Dating is something that is going out of style in today's society, especially for those stinkin' millennials everyone is always talking about.
I have never given this much thought before because I, a millennial, wasn't much into dating. How ironic. However, recently I have changed my mind, so I have put some thought into this subject. At first, I couldn't really figure out what was so wrong with today's society that makes us so afraid or reluctant to date, but once I took a step back, the answer was obvious. Us millennials, we are selfish, entitled, easily distracted, and always looking for something different to stimulate our emotions.
When I was thinking of the many reasons it is hard for millennials to date and stay committed, I asked my friends what they thought. Every single one said one of the biggest reasons for this is technology and social media. Social media and the rest of society has us always living for just a moment and a moment alone. Instant gratification is what we feed on. We are afraid to miss out on something, we are afraid of getting hurt, and we are afraid to let our guard down. Social media makes it too easy to find someone else and too hard to be loyal when something gets tough in a relationship, which brings me to my next point. Today, we rely heavily on other people to give us happiness. When someone else doesn't give us the happiness we wanted or expected, we categorize everyone under the kind of person who couldn't give us that happiness or under the person who did us wrong.

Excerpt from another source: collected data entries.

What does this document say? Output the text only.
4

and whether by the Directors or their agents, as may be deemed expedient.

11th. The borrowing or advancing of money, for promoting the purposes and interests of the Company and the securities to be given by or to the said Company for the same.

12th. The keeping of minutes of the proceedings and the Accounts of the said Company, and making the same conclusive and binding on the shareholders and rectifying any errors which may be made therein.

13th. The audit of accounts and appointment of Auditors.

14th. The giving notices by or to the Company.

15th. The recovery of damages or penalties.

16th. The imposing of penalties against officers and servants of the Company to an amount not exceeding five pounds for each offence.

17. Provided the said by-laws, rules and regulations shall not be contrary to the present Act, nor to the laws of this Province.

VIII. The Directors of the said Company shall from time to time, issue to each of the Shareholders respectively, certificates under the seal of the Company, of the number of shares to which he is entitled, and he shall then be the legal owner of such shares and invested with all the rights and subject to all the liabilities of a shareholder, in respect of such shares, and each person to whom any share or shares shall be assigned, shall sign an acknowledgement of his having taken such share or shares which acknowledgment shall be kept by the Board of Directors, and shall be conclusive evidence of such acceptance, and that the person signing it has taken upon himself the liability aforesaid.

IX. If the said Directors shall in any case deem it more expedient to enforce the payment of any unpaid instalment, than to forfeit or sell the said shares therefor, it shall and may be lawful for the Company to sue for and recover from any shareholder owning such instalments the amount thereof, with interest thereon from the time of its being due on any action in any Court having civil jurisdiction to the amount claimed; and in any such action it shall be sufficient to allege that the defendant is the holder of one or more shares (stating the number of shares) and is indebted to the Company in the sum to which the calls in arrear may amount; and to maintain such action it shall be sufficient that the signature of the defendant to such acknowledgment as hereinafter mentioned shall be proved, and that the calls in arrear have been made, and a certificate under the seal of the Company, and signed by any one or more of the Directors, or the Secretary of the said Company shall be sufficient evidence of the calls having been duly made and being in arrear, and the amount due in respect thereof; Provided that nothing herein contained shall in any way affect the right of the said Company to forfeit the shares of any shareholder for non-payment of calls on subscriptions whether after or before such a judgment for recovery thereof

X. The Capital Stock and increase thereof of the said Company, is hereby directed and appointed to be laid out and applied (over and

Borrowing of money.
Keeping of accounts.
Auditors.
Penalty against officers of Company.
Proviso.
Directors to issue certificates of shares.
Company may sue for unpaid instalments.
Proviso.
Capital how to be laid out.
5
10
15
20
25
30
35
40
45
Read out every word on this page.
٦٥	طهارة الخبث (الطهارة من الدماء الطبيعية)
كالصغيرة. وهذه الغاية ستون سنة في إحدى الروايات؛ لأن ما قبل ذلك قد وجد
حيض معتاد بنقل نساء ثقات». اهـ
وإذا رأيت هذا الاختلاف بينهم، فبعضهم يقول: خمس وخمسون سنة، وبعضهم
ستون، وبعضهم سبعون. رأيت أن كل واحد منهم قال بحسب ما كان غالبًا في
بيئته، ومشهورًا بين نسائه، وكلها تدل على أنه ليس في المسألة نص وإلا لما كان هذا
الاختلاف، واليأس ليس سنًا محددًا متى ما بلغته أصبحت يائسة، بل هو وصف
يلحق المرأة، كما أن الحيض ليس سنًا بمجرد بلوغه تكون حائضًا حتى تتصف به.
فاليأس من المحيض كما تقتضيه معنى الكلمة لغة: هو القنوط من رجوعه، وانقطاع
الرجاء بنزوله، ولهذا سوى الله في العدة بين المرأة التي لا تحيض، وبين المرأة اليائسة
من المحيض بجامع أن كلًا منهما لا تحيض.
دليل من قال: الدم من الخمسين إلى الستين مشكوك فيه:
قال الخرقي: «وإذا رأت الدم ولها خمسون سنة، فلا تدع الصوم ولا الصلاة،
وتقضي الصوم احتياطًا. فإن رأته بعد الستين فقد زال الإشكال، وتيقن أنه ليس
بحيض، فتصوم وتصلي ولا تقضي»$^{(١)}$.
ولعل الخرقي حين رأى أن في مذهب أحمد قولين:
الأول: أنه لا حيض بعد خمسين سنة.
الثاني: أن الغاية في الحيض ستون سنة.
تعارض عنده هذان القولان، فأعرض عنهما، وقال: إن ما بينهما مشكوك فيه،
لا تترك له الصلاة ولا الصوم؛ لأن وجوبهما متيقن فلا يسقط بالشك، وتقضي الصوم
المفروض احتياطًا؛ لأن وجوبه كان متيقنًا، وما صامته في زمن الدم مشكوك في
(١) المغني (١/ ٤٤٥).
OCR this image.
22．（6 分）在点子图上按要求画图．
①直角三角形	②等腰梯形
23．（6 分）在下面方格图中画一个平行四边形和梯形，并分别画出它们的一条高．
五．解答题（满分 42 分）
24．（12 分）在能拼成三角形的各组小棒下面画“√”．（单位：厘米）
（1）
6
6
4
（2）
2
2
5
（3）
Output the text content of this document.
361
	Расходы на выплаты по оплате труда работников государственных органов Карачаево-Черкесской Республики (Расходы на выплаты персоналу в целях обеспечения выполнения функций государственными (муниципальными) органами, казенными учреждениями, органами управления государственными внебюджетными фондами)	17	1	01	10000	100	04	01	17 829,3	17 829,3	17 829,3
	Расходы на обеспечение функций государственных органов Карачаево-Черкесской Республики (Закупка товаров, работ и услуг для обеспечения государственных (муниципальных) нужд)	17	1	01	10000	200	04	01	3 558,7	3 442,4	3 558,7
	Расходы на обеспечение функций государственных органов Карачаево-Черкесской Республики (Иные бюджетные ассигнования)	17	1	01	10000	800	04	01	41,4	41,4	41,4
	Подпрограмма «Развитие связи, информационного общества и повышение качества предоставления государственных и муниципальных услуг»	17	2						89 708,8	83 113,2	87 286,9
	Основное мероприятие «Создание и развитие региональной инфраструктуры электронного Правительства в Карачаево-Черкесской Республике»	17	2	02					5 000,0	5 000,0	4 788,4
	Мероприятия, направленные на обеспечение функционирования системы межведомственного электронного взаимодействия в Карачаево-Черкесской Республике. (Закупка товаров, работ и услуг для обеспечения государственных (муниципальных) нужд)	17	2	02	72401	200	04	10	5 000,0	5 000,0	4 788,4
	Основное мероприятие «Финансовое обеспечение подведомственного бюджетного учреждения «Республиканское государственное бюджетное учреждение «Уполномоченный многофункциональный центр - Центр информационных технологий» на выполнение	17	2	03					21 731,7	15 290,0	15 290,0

Apart from social media, we are selfish. We get so caught up in our own successes that we convince ourselves growing together with someone will take that away. We are also lazy. Relationships are very hard. It takes effort to make it work; some people can't realize that. Some people are worried that they will miss out on something if they are in a relationship.
We are also very indecisive and cannot communicate how we feel. I think this also stems from social media. We see what other people have and think that we may want that more, but do we really know? We don't, usually. Communication is one of the biggest parts of a relationship and it is one of the most crucial. Millennials (myself included) can't communicate sometimes, and it puts stress on the relationship.
I am sure many people reading have already realized all of this. Just like my friends and I; we all said just about the same thing, but how do we change it? My answer is simple: be genuine and be clear. Figure out what you want before you play with someone's emotions, whether that be a relationship or not. If you feel something for someone, tell them. If they don't feel the same way back, it probably has nothing to do with you; not everyone is going to feel the same, but someone will. You have to be secure with yourself and your standards before you can be secure with anyone else. That is the most important thing I have learned being a millennial and wanting to date someone.